Isyarat Camat Anwar Husin itu, kecuali sudah merupakan izin memasuki desa-desa, juga sekaligus menumbuhkan harapan baru. Betapa tidak hari pertama di Lamno, pemilik rumah penginapan “Persinggahan,” T. Sulaiman Rachman sudah mematahkan harapan.” Omong kosong, di Lamno ini tidak ada keturunan Portugis, yang ada cuma pedang Portugis, yang satu dua masih disimpan penduduk sekarang ini,” katanya.

           Menurut T. Sulaiman, pensiunan ABRI  dan mengaku berumur 65 tahun itu, penuturan orang-orang tua menyatakan, bahwa serombongan pelaut Portugis pernah terdampar di lembah Geurutee. Pelaut-pelaut itu diterima oleh raja-raja Aceh dan dibenarkan bermukim sementara di tepi pantai, agar mereka bisa memulihkan kesehatan dan memperbaiki kapalnya. “Mereka dijaga ketat dan tidak dibenarkan berhubungan dengan penduduk. Karena itu, manalah mungkin ada turunan Portugis di Lamno ini,” katanya.

Dari  kantor camat, pencarian pun segera dimulai. Camat Anwar Husin menyebutkan dua desa,  Lam Me dan Ujong Sudheuen. Karena itu tidak perlu mengunjungi ke-48 desa di kecamatan itu. Bahkan tidak perlu meneliti setiap  orang dari I9.500 jiwa penduduk kecamatan itu, yang tersebar pada wilayah seluas 620,40 kilometer persegi. Apalagi, 12 desa di antaranya masih belum bisa dijangkau kendaraan bermotor.

           Tetapi, di Lam Me pencarian tidak berhasil. Satu-dua pendu­duk yang berpapasan tidak memi­liki ciri-ciri yang dicari. Warna kulit, profil dan postur adalah khas Aceh. Sama seperti di pesisir timur yang merupakan jumlah paling besar dari 2,6 juta pendu­duk Aceh. Yaitu warna kulit, profil dan postur yang mirip India dan Arab. Raut muka lonjong, mata dalam, dagu runcing dan hidung yang mancung serta warna kulit kehitam-hitaman. Nyaris percaya kata-kata T. Sulaiman Rachman, perlahan-lahan  jip dijalankan menuju Ujong Sudheuen di Kuala Daya, 15 kilometer barat Lamno, langsung di bibir pantai Samudera Hindia.

          Keuchik (kepala desa) Kuala Daya, Dahlan (42 tahun), adalah orang kedua setelah Camat Anwar Husin yang kembali membersitkan harapan. la langsung mengumpulkan 4-5 orang penduduk setempat, menjelaskan asal usul mereka. Di awal pembicaraan Keuchik Dahlan sudah menegaskan, khusus di kawasan Kuala Daya, nenek moyang mereka adalah orang Portugis. Maka berkisahlah Keuchik Dahlan dibantu A. Wahab Basri

(Kepala Mukim Lam Beusoe) dan seorang pemuka masyarakat bernama Tgk. Haji Abdul Aziz yang sudah berumur 83 tahun. Lainnya manggut-manggut, dan anggukan makin dalam setiap kali Tgk. Abdul Aziz mengatakan mereka adalah turunan Portugis.
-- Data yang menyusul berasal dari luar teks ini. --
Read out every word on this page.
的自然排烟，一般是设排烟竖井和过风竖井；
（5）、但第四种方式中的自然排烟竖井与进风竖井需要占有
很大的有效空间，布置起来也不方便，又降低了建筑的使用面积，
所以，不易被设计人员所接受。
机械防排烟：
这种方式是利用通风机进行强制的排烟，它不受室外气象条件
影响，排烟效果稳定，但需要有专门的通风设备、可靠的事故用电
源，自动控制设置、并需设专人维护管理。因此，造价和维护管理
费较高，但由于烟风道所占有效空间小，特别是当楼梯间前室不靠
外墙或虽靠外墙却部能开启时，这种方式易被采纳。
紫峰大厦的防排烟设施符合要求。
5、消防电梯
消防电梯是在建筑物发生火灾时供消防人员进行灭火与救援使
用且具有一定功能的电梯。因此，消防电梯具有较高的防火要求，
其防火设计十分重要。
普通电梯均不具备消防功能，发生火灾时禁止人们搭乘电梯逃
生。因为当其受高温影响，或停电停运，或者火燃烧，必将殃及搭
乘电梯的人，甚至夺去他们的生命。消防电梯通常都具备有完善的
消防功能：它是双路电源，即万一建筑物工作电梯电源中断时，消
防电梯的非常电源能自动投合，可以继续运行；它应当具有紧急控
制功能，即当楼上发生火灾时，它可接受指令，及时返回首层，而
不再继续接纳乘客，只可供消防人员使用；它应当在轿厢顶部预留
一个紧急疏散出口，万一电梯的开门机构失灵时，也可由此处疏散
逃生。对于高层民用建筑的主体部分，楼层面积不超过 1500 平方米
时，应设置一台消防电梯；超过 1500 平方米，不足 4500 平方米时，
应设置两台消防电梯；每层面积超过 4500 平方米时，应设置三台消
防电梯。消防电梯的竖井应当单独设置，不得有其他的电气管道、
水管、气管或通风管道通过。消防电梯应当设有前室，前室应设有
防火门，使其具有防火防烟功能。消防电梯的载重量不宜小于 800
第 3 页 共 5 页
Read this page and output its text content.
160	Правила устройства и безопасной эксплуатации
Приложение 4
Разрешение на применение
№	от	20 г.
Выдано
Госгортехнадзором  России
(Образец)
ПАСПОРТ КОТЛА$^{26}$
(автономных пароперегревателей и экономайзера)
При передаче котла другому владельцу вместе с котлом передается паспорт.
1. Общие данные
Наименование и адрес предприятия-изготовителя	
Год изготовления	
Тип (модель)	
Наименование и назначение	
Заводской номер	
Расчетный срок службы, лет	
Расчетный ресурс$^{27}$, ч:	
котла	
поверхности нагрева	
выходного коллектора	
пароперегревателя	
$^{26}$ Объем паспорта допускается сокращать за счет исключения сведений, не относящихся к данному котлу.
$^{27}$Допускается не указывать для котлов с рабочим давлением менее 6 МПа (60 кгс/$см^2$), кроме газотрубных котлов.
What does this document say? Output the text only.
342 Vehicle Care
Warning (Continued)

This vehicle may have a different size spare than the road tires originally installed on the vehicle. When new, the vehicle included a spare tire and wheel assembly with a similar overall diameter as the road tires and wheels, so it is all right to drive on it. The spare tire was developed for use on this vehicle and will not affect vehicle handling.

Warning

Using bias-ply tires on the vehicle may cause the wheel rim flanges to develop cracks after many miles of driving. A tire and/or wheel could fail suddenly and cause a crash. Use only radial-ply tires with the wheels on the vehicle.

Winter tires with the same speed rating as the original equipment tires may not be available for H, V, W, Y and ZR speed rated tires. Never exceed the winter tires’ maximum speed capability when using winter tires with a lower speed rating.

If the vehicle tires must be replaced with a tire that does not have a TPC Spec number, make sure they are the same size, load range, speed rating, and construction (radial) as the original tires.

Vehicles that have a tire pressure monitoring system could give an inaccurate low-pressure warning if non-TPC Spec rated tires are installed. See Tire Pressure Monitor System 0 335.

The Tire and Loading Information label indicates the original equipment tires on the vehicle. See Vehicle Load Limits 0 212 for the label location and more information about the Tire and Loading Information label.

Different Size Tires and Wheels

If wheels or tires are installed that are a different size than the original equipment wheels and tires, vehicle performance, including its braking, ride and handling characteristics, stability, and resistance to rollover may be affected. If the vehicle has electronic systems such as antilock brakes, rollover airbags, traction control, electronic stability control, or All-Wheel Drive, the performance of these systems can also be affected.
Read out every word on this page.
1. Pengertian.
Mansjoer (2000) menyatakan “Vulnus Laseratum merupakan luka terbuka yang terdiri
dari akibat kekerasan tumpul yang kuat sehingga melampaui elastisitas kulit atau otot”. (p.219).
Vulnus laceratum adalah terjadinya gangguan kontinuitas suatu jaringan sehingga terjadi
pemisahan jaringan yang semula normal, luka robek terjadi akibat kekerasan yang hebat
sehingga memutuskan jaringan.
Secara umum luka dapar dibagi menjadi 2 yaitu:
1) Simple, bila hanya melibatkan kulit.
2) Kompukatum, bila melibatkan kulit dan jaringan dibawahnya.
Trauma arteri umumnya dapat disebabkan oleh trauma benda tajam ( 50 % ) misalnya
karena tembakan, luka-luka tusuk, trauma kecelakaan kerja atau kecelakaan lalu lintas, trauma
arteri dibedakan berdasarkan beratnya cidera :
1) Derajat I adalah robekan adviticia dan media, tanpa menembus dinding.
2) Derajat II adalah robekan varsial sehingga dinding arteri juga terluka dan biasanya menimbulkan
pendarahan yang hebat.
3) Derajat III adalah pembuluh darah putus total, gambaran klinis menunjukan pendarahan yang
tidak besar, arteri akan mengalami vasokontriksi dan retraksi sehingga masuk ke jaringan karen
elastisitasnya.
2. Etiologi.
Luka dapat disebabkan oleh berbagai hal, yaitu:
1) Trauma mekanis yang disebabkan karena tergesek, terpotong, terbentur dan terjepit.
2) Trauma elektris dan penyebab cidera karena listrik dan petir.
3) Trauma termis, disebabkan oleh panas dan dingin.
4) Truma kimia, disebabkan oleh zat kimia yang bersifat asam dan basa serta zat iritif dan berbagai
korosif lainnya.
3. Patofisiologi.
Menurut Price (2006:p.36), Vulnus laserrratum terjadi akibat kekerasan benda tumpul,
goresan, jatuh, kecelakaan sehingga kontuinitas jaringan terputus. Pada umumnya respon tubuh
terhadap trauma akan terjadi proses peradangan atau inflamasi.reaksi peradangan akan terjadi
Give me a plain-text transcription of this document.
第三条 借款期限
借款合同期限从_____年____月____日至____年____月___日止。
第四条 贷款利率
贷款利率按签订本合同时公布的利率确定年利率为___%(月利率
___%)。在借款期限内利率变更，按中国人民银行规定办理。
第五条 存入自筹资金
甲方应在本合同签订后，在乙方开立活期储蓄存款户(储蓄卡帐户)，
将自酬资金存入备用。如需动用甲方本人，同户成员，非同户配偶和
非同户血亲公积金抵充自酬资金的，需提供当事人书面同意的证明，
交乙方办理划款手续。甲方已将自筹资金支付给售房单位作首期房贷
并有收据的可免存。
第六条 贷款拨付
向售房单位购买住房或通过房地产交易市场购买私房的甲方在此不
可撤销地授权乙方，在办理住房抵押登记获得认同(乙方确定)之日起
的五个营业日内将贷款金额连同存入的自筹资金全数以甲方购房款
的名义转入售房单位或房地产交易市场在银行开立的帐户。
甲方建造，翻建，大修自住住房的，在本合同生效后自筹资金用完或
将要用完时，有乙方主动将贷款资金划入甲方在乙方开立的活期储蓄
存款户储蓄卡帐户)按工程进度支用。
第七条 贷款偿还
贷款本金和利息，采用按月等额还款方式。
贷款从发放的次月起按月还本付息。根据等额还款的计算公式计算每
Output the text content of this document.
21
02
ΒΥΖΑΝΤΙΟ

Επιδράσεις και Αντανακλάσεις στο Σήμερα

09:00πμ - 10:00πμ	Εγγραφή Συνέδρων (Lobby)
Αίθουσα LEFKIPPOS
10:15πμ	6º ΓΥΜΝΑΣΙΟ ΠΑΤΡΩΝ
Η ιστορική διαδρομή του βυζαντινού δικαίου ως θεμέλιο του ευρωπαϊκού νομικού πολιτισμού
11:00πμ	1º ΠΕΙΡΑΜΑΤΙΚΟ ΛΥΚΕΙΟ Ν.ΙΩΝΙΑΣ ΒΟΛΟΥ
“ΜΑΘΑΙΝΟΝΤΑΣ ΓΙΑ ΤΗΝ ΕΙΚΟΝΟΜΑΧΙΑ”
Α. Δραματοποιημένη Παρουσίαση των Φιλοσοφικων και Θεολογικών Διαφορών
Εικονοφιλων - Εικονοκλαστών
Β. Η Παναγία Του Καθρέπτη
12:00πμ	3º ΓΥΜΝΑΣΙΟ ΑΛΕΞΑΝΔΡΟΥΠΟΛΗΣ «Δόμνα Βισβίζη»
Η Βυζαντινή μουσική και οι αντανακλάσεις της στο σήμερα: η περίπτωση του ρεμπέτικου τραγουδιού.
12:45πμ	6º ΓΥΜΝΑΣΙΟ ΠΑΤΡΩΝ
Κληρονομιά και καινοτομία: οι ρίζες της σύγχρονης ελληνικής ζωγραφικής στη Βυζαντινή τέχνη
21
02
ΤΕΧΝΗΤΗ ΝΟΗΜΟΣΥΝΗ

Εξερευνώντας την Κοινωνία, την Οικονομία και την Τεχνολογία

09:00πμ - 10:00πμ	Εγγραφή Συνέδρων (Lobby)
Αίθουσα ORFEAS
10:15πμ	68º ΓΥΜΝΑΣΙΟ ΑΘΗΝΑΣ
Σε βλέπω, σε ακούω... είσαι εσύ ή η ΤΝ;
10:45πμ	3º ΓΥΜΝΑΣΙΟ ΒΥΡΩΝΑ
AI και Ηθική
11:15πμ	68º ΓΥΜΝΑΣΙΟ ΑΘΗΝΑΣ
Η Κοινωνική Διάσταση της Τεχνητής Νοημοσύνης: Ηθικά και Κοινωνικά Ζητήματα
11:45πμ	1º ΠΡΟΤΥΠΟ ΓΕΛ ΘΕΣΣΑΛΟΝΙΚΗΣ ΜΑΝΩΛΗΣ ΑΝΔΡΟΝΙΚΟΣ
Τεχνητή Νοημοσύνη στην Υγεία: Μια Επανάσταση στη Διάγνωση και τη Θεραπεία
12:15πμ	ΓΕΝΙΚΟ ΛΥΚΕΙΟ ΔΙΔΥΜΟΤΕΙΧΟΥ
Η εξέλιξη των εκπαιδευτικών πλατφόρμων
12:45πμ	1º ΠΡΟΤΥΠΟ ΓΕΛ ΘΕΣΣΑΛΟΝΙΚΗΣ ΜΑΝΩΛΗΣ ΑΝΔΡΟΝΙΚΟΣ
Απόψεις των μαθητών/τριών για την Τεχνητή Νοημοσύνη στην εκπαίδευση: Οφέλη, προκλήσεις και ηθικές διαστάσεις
          Katanya, sebelum Kerajaan Aceh berdiri sekitar abad ke-15, di kawasan Kuala Daya sudah ada suatu;Kerajaan Portugal. Di situ perbauran terjadi antara orang-orang Portugis dengan penduduk setempat. Tetapi, melalui proses alamiah yang berlangsung berabad-abad kemudian, Kuala Daya diperintah Sultan Saladin Riayat Syah yang lalu dikenal sebagai Po Teumeureuhom Daya. Raja inilah yang kemudian mengembangkan agama Islam, sekaligus mengislamkan orang-orang Portugis. Salah satu yang diislamkan itu, konon bernama Pahlawan Syah yang kuburannya masih ada di Krueng Tunong.

“Lalu, si mata birunya masih ada pak?” Menanggapi  pertanyaan itu, Keuchik Dahlan langsung menyuruh panggil pemuda ber­nama Abdullah, 20 tahun. Laki-laki muda bertubuh semampai dan mengaku tidak pernah mengikut pendidikan formal itu, muncul malu-malu. “Ayah saya juga masih bermata biru,” katanya sambil mendekat. Tampak bola matanya memang berwarna biru. Namun hidungnya tidak terlalu mancung, sedangkan kulitnya sudah kekuning-kuningan. Rambut? “Ini sudah saya cat hitam. Aslinya merah seperti jagung sama seperti yang dilakukan Keuchik Dahlan dan Pak Mukim Basri,” ujar Abdullah.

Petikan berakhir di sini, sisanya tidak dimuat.